嗚呼、と、レイエンフィリアは頭を抱えたくなった。

“本物の”レイエンフィリアの記憶の中に、該当するものがある。


負傷した兵士。

「代わりに出る」と言って、意気揚々と手をあげる兵の一団。

彼らを見る、周囲の目は──




「そう、……そういう、こと……」




肘掛に左肘を置き、頭を支える。目は閉じていた。なるほど、と、自分にしか聞こえない小さな声で呟く。

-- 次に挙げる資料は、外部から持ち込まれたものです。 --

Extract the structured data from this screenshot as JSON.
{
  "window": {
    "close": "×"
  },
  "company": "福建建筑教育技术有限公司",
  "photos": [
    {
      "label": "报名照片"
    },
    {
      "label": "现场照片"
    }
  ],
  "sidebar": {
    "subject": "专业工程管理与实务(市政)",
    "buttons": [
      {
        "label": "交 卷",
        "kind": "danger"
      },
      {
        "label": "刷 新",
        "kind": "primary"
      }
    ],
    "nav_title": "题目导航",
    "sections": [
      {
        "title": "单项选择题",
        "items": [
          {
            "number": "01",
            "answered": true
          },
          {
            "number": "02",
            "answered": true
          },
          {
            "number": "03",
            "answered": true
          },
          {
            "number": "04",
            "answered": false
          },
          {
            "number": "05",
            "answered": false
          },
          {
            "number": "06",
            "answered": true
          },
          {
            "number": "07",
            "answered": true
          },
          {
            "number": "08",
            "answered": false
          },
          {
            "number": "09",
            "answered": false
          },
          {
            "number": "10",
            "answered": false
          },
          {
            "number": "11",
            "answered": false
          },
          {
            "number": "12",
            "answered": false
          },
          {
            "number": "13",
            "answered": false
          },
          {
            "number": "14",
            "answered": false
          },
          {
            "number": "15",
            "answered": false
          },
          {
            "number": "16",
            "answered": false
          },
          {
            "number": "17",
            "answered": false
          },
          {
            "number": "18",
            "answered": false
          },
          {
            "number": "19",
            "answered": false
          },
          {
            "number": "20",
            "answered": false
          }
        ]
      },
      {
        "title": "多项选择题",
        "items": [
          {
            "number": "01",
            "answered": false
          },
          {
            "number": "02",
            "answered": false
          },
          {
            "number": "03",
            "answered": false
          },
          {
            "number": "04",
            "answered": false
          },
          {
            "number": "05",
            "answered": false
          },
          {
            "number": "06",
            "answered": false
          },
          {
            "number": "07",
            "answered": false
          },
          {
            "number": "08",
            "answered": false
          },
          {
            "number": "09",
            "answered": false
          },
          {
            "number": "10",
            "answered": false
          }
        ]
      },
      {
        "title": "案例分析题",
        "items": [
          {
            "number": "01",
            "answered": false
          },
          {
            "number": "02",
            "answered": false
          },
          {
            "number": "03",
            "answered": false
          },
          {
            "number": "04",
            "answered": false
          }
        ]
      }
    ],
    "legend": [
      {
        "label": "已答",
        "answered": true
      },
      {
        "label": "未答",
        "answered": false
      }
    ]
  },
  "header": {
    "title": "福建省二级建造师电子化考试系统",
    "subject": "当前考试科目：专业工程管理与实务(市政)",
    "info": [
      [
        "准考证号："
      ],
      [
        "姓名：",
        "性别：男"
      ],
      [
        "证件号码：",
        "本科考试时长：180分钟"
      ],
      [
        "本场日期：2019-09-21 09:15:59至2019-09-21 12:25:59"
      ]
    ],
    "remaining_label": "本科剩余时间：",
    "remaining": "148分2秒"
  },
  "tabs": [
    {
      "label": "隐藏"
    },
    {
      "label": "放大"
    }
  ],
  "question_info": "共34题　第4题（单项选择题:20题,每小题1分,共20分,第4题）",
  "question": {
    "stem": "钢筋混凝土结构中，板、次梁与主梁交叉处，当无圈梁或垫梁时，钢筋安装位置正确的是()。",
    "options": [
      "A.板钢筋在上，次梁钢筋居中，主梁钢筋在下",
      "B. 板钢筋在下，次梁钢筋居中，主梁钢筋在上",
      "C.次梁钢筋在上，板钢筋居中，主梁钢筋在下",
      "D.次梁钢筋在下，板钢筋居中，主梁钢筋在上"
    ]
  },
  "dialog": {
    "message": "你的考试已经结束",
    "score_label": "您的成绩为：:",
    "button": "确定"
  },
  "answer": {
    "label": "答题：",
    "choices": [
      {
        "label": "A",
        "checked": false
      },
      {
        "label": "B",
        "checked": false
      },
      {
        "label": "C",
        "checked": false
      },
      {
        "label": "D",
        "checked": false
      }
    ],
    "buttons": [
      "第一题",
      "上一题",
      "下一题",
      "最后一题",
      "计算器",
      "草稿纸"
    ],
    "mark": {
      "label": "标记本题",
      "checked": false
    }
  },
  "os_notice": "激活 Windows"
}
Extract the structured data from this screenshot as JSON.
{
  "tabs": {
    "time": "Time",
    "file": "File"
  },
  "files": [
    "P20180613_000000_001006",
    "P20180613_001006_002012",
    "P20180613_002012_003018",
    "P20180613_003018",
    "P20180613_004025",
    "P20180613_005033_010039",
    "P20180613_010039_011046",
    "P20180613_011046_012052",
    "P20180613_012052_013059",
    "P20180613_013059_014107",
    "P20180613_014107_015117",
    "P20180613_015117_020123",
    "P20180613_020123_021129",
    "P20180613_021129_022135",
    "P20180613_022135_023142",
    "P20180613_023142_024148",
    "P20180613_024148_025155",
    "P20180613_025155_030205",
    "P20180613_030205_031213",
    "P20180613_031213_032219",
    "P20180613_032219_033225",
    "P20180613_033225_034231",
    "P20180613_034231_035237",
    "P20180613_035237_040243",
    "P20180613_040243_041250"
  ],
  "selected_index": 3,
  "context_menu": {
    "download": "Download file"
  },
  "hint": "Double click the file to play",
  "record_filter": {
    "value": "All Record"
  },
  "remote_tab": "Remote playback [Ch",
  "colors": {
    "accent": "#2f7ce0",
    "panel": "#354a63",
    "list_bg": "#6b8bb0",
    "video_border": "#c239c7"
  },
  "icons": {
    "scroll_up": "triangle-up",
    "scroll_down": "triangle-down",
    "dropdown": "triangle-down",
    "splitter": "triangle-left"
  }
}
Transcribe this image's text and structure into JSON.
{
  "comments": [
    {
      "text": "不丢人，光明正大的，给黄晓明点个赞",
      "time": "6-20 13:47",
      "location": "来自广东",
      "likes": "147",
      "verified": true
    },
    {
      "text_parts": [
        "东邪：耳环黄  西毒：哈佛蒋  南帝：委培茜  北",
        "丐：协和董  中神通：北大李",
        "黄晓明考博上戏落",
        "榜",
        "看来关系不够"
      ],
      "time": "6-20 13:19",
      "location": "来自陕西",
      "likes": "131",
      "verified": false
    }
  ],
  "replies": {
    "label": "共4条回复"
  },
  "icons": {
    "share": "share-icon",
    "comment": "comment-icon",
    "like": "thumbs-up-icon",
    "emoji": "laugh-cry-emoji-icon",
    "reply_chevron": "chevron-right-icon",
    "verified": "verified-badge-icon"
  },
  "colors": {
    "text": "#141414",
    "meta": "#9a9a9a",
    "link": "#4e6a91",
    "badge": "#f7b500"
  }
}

歯車が狂ったのはそこからだと、アラドは言いたいのだ。




「わかった。それを踏まえた上で、次の勅命がきたときには行動しましょう」


「どうでしょうか。第一班の連中は、その時々で自分たちが何班であるかを変えます。俺たちはそれに従うしかない。偉ぶっているだけでなく、実力も兼ね備えた連中ですから。『自分たちの班が行くよりも、彼らが行ったほうがいい』と、みんな思っているんですよ」


「これで実力がないなら話は別ですが……」


「運の悪いことにっていうかなんていうか、実力はもう折り紙付きなんですよね。殿下もお察しの通り」


「じゃあどうしたら──」




いいの、と言いかけて、レイエンフィリアは言葉を区切った。


どうしたらいい?なんて。

考えるのはこの2人ではない。自分自身だ。なんせ自分は“リンペラトリーチェ”なのだから。彼らも所詮、レイエンフィリアの部下である以上、どんなに努力したって命令には逆らえないのだ。




「いっそ、誰か何かを起こしてくれないかしら」




小さく呟いた言葉に、アラドは片眉を上げ、ベンクは小首を傾げた。




「殿下、『何か』とは……?」


「そうねぇ……私の部隊が出動しなきゃいけないような派手な事件、かしら」


「縁起でもないことを……」


「だってそうじゃない?『何か』が起こってくれれば、部隊内のイザコザをリセットできる。どうするかは今思いついたからいいけれど、いざ起こってくれないとダメなのよね」


「ちなみにどんな方法で……?」




ベンクが引き攣った笑顔をレイエンフィリアに向けながら、おずおずと言った風に手をあげる。きょとん、とした顔をしながら、レイエンフィリアはさも当然のように告げた。




「どんなって、『何か』が起きたら私もその渦中に飛び込むのよ」




アラドはため息をつきながら頭を抱え、ベンクはただでさえ引き攣った笑顔をさらに引き攣らせて硬直した。